SAM3 advances open-vocabulary semantic segmentation by introducing a prompt-driven mask generation paradigm. However, in multi-class open-vocabulary scenarios, masks generated independently from different category prompts lack a unified and inter-class comparable evidence scale, often resulting in overlapping coverage and unstable competition. Moreover, synonymous expressions of the same concept tend to activate inconsistent semantic and spatial evidence, leading to intra-class drift that exacerbates inter-class conflicts and compromises overall inference stability. To address these issues, we propose CoCo-SAM3 (Concept-Conflict SAM3), which explicitly decouples inference into intra-class enhancement and inter-class competition. Our method first aligns and aggregates evidence from synonymous prompts to strengthen concept consistency.
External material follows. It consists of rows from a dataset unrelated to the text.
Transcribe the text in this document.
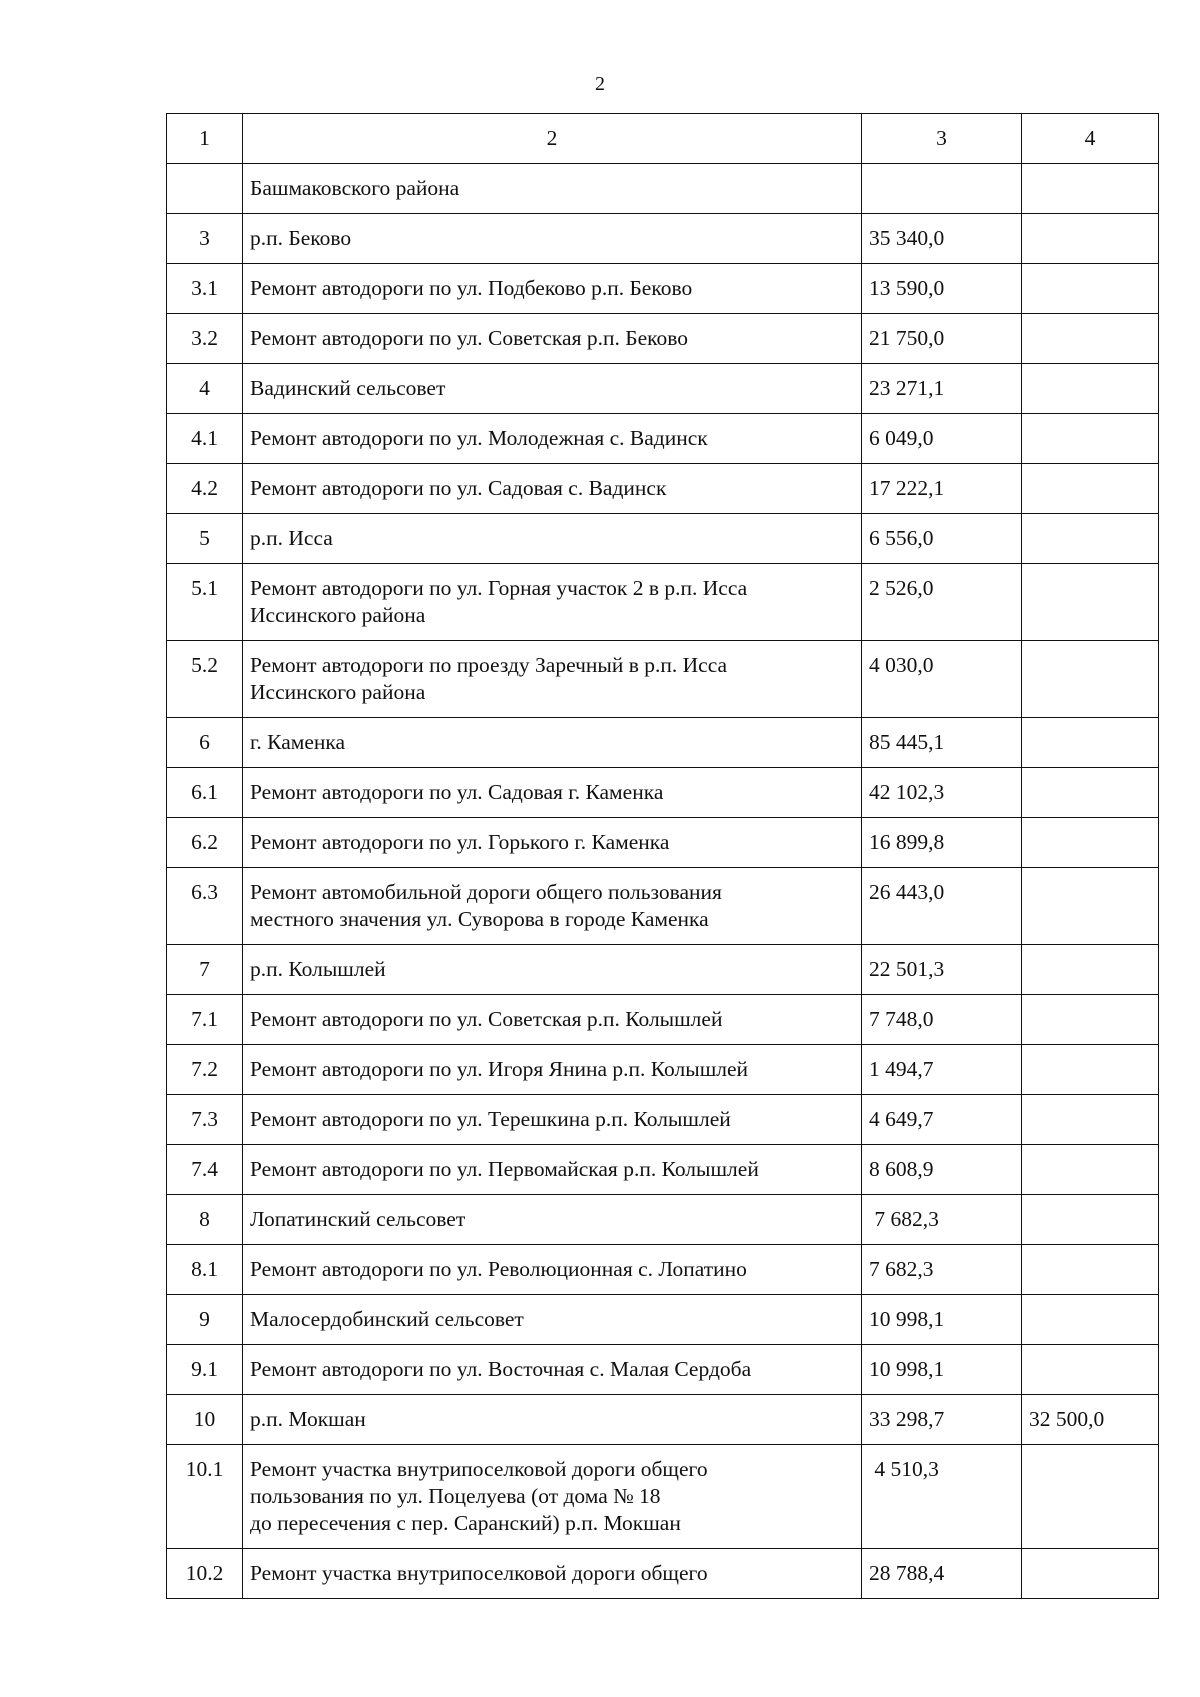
2
1	2	3	4

	Башмаковского района		

3	р.п. Беково	35 340,0	
3.1	Ремонт автодороги по ул. Подбеково р.п. Беково	13 590,0	
3.2	Ремонт автодороги по ул. Советская р.п. Беково	21 750,0	
4	Вадинский сельсовет	23 271,1	
4.1	Ремонт автодороги по ул. Молодежная с. Вадинск	6 049,0	
4.2	Ремонт автодороги по ул. Садовая с. Вадинск	17 222,1	
5	р.п. Исса	6 556,0	
5.1	Ремонт автодороги по ул. Горная участок 2 в р.п. Исса
Иссинского района	2 526,0	
5.2	Ремонт автодороги по проезду Заречный в р.п. Исса
Иссинского района	4 030,0	
6	г. Каменка	85 445,1	
6.1	Ремонт автодороги по ул. Садовая г. Каменка	42 102,3	
6.2	Ремонт автодороги по ул. Горького г. Каменка	16 899,8	
6.3	Ремонт автомобильной дороги общего пользования
местного значения ул. Суворова в городе Каменка	26 443,0	
7	р.п. Колышлей	22 501,3	
7.1	Ремонт автодороги по ул. Советская р.п. Колышлей	7 748,0	
7.2	Ремонт автодороги по ул. Игоря Янина р.п. Колышлей	1 494,7	
7.3	Ремонт автодороги по ул. Терешкина р.п. Колышлей	4 649,7	
7.4	Ремонт автодороги по ул. Первомайская р.п. Колышлей	8 608,9	
8	Лопатинский сельсовет	7 682,3	
8.1	Ремонт автодороги по ул. Революционная с. Лопатино	7 682,3	
9	Малосердобинский сельсовет	10 998,1	
9.1	Ремонт автодороги по ул. Восточная с. Малая Сердоба	10 998,1	
10	р.п. Мокшан	33 298,7	32 500,0
10.1	Ремонт участка внутрипоселковой дороги общего
пользования по ул. Поцелуева (от дома № 18
до пересечения с пер. Саранский) р.п. Мокшан	4 510,3	
10.2	Ремонт участка внутрипоселковой дороги общего	28 788,4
It then performs inter-class competition on a unified comparable scale, enabling direct pixel-wise comparisons among all candidate classes. This mechanism stabilizes multi-class inference and effectively mitigates inter-class conflicts. Without requiring any additional training, CoCo-SAM3 achieves consistent improvements across eight open-vocabulary semantic segmentation benchmarks.